The most direct application of the cyber showcase is to the gaming and online community, where a fashion design can be treated as a digital asset and it can be worn by digital avatars, or be put on magazine or album covers. One can also order real garments from the brands.
In fact, with the help of its blockchain partner LUKSO, Helsinki Fashion Week launched a 3-D online store on Sunday. Virtual looks and garments of selected participating designers are included in the store, and users have an opportunity to claim 3-D clothes and purchase the service of digitally wearing the garments.
Marjorie Hernandez, cofounder at LUKSO, explained that with blockchain technology, fashion designers can create unique and tradeable virtual universal public profiles with authentic value.

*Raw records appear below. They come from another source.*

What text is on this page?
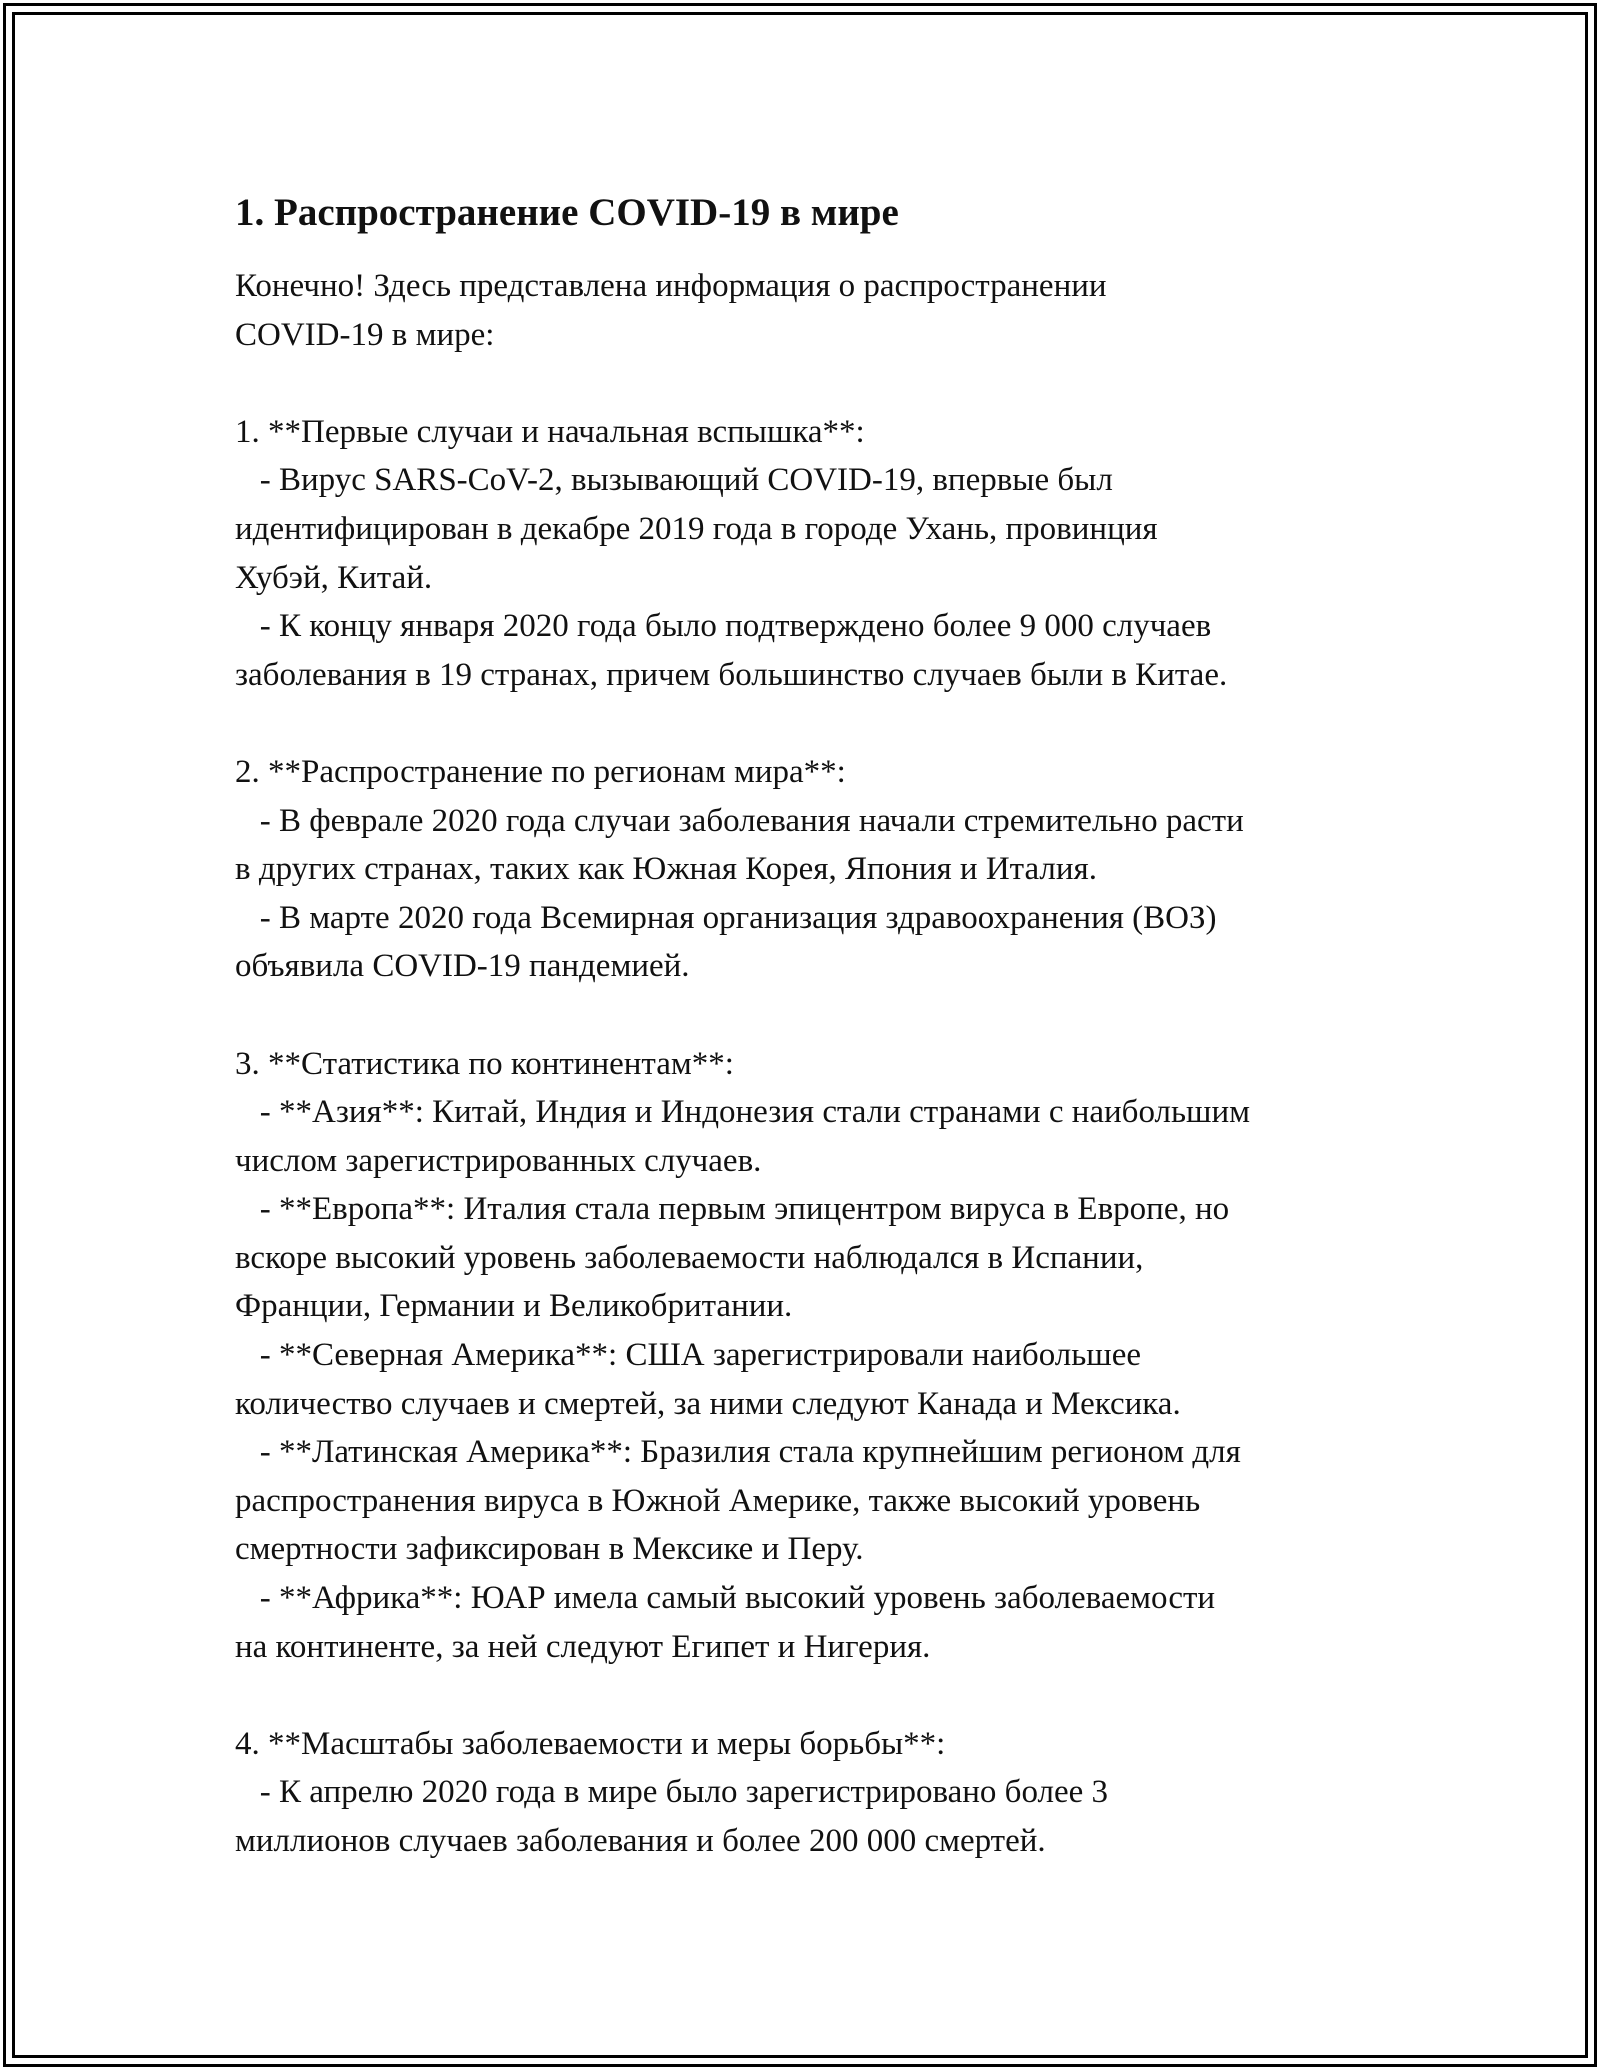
1. Распространение COVID-19 в мире
Конечно! Здесь представлена информация о распространении
COVID-19 в мире:
1. **Первые случаи и начальная вспышка**:
- Вирус SARS-CoV-2, вызывающий COVID-19, впервые был
идентифицирован в декабре 2019 года в городе Ухань, провинция
Хубэй, Китай.
- К концу января 2020 года было подтверждено более 9 000 случаев
заболевания в 19 странах, причем большинство случаев были в Китае.
2. **Распространение по регионам мира**:
- В феврале 2020 года случаи заболевания начали стремительно расти
в других странах, таких как Южная Корея, Япония и Италия.
- В марте 2020 года Всемирная организация здравоохранения (ВОЗ)
объявила COVID-19 пандемией.
3. **Статистика по континентам**:
- **Азия**: Китай, Индия и Индонезия стали странами с наибольшим
числом зарегистрированных случаев.
- **Европа**: Италия стала первым эпицентром вируса в Европе, но
вскоре высокий уровень заболеваемости наблюдался в Испании,
Франции, Германии и Великобритании.
- **Северная Америка**: США зарегистрировали наибольшее
количество случаев и смертей, за ними следуют Канада и Мексика.
- **Латинская Америка**: Бразилия стала крупнейшим регионом для
распространения вируса в Южной Америке, также высокий уровень
смертности зафиксирован в Мексике и Перу.
- **Африка**: ЮАР имела самый высокий уровень заболеваемости
на континенте, за ней следуют Египет и Нигерия.
4. **Масштабы заболеваемости и меры борьбы**:
- К апрелю 2020 года в мире было зарегистрировано более 3
миллионов случаев заболевания и более 200 000 смертей.
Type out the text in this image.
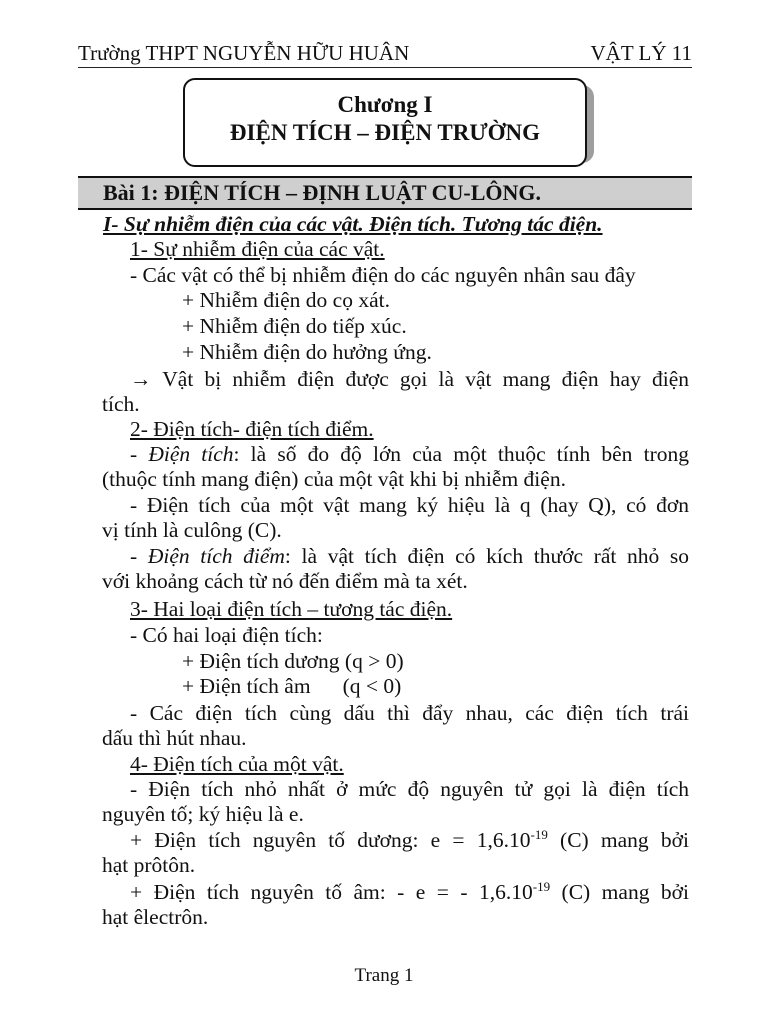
Trường THPT NGUYỄN HỮU HUÂN	VẬT LÝ 11
Chương I
ĐIỆN TÍCH – ĐIỆN TRƯỜNG
Bài 1: ĐIỆN TÍCH – ĐỊNH LUẬT CU-LÔNG.
I- Sự nhiễm điện của các vật. Điện tích. Tương tác điện.
1- Sự nhiễm điện của các vật.
- Các vật có thể bị nhiễm điện do các nguyên nhân sau đây
+ Nhiễm điện do cọ xát.
+ Nhiễm điện do tiếp xúc.
+ Nhiễm điện do hưởng ứng.
→ Vật bị nhiễm điện được gọi là vật mang điện hay điện
tích.
2- Điện tích- điện tích điểm.
- Điện tích: là số đo độ lớn của một thuộc tính bên trong
(thuộc tính mang điện) của một vật khi bị nhiễm điện.
- Điện tích của một vật mang ký hiệu là q (hay Q), có đơn
vị tính là culông (C).
- Điện tích điểm: là vật tích điện có kích thước rất nhỏ so
với khoảng cách từ nó đến điểm mà ta xét.
3- Hai loại điện tích – tương tác điện.
- Có hai loại điện tích:
+ Điện tích dương (q > 0)
+ Điện tích âm (q < 0)
- Các điện tích cùng dấu thì đẩy nhau, các điện tích trái
dấu thì hút nhau.
4- Điện tích của một vật.
- Điện tích nhỏ nhất ở mức độ nguyên tử gọi là điện tích
nguyên tố; ký hiệu là e.
+ Điện tích nguyên tố dương: $e = 1,6.10^{-19}$ (C) mang bởi
hạt prôtôn.
+ Điện tích nguyên tố âm: - e = - $1,6.10^{-19}$ (C) mang bởi
hạt êlectrôn.
Trang 1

“In the tech world, people understand the value around digital collectibles and this is a new concept for the fashion world. When a designer applies the technology to a digital fashion good, they basically registered their profiles, their uniqueness in the digital world. And from that profile, they start creating digital assets and tokenize one product, and from that one product, they will start issuing how many of those products you can sell. You have a proper asset that you can transact and you have the details,” she said.
“There is no way to fake that,” Hernandez continued. “And then, to the point of gaming, those assets, they live in this decentralized infrastructure and you don’t ask for permission to access them. You could basically start plugging in different kinds of interfaces that connect to those products.”
Helsinki Fashion Week is expected to release a digital sustainability report later this month with Normative, a Swedish auditing company, to measure the environmental impact of its digital showcase compared with previous physical editions.